Young, Gifted and Black Series
By Taki S. Raton
“Tony Hansberry II isn’t waiting to finish medical school to contribute to improved medical care. He has already developed a stitching technique that can be used to reduce surgical complications, as well as the chance of error among less experienced surgeons,” writes Jackie Jones in BlackAmericaWeb.com on June 16, 2009.
“The project I did was basically the comparison of novel laparoscopic instruments in doing a hysterectomy repair,” reveals Hansberry.
At the time, Hansberry was a high school freshman at the Darnell-Cookman Middle/High School of the Medical Arts in Jacksonville, Florida, a special medical magnet school that allows its students to take advanced classes in medicine. Informational documents cite that students at the school are able to master suturing in eighth grade. Suturing is the surgical stitching of a wound.
The son of a registered nurse and an African Methodist Episcopal church pastor, the Darnell-Cookman student said that “I just want to help people and be respected, knowing that I can save lives.” His goal is to become a neurosurgeon.
Jones reports that the idea for his unique procedure was conceived during the summer of 2008 while enrolled as an intern at the University of Florida ’s Center for Simulation Education and Safety Research at Shands Hospital in Jacksonville.
It was noted that Hansberry responded to a challenge to improve a procedure called the “endo stitch” used in hysterectomies that could not be clamped down properly to close the tube where the patient’s uterus had been. Using a medical dummy, the 14-year-old devised a vertical way to apply the endo stitch, completing the stitching in a third of the time of traditional surgery.
“It took me a day or two to come up with the concept,” Hansberry said in the Jones interview.
He was supervised by urogynecologist Dr. Brent Siebel and Bruce Nappi, administrative director of the Center for Simulation Education and Safety Research.
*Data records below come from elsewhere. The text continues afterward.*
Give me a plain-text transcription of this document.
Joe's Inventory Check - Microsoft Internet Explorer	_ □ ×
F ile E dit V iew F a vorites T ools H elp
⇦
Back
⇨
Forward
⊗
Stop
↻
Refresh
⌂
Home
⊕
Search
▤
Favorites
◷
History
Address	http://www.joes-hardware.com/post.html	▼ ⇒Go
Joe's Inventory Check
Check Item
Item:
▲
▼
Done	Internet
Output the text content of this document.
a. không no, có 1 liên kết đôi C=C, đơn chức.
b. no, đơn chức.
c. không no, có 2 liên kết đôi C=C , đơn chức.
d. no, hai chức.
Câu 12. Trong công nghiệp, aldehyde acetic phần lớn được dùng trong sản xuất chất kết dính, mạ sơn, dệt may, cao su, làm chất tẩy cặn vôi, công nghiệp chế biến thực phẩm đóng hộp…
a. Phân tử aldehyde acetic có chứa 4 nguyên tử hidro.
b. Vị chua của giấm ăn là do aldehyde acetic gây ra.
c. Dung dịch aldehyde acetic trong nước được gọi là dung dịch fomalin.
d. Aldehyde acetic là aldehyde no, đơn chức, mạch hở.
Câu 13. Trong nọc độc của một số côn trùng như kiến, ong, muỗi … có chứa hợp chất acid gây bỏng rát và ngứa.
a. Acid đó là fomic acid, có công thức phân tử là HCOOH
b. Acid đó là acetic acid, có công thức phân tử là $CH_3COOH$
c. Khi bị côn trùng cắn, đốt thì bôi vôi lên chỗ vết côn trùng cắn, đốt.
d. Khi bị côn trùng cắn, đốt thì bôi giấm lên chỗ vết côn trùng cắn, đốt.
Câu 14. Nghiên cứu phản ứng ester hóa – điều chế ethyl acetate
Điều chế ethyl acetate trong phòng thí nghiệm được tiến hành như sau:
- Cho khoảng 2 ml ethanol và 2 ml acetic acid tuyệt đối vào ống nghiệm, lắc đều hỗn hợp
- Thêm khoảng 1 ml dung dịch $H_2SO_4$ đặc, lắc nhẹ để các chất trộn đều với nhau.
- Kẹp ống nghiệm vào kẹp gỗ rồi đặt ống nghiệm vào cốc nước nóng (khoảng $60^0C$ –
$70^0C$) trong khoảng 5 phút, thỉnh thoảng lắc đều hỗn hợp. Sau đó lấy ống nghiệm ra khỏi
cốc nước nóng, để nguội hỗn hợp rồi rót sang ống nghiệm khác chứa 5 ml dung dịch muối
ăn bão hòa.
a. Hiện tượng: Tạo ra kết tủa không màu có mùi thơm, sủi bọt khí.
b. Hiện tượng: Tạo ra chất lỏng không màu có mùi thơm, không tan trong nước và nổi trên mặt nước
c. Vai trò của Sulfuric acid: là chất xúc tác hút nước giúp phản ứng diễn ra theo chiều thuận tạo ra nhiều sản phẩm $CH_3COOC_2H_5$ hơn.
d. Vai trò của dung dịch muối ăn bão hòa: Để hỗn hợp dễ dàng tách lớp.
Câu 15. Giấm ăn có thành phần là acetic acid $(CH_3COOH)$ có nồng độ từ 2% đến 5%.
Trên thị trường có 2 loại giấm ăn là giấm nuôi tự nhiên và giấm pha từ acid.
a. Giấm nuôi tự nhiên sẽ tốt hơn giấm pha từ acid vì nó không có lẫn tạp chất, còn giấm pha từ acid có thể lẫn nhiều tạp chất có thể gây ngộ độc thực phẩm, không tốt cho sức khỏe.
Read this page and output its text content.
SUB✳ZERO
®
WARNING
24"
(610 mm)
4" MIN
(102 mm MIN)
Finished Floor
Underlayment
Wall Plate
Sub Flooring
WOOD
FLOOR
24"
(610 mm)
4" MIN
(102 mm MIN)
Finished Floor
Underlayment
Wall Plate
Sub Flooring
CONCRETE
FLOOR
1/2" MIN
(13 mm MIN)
Hansberry’s accomplishment, it is reported, won second place in the medical category regional science fair in February 2009.
“Education experts say that youngsters as young as 10 can experience great achievement at an early age if their thirst for knowledge is encouraged and they are given opportunities to shadow professionals and get internships,” as quoted by Jones.
In April of 2009, Hansberry presented his findings at a medical conference at the University of Florida before an audience of doctors and board-certified surgeons. Medical lead teacher Angela Tenbroeck is quoted noting that in many ways, Hansberry is a typical student, but that he is way ahead of his classmates when it comes to surgical skills.
“I would put him up against a first-year med student. He’s an outstanding young man and I am proud to have him representing us,” she says. As an 11th- grader at the age of 16, the January 25, 2011 Jacksonville.com blog reports that Hansberry was one of nine youth who were selected to travel to Washington that February to present the Boy Scouts of America Report to the Nation to President Barack Obama.
District director for the Boy Scouts of America Lawrence Norman in the Jacksonville report said that when district leaders were asked to recommend an exemplary Scout, “Tony’s name kept coming up.”
Hansberry was also introduced at the annual meeting of the North Florida Council of The Boy Scouts at the University of North Florida on January 25, 2011.
According to Jacksonville writer Justin Sacharoff, the Boy Scouts of America Report to the Nation features the year’s achievements including national service, conservation, healthy living and community involvement.
The Darnell-Cookman Middle/ High School of the Medical Arts is a school within the Duval County Public Schools system in Jacksonville. It is a National Blue Ribbon School and also an “A” school in the State of Florida school grading system.
The school had its beginnings nearly 200 years ago when Methodist minister Reverend S.B. Darnell moved to Jacksonville to serve as pastor of Ebenezer Methodist- Episcopal Church. In the late 1800s, he founded the Cookman Institute. It was the first school of higher education for African Americans in the state of Florida specializing in the religious and academic preparation of teachers.
Under the leadership of Darnell, the school served thousands of young Black men and women until it was destroyed in the Great Jacksonville Fire of 1901. The Reverend Alfred Cookman, a close friend of Reverend Darnell, helped raise the money to rebuild the school. Today, Darnell-Cookman School of the Medical Arts has an enrollment upwards of 1,100 students in grades 6-12. The first graduating class will receive their diplomas in the spring of 2012.
This “Young, Gifted and Black” series is proud to present its first writing during this 2012 February Black History Month by sharing the exemplary modeled accomplishment of Tony Hansberry II. But in reality, Hansberry’s achievement historically in our communities is really not unusual or extraordinary for our African American students when they are taught, groomed and culturally inspired in an academically supportive instructional environment unique to how we learn, grow, and develop mentally, socially, emotionally, and even psychologically as Black youth in today’s challenging diverse society.
And added to this point in his words, our young neurosurgeon to be says that, “It’s not really hard if you have a passion for it.”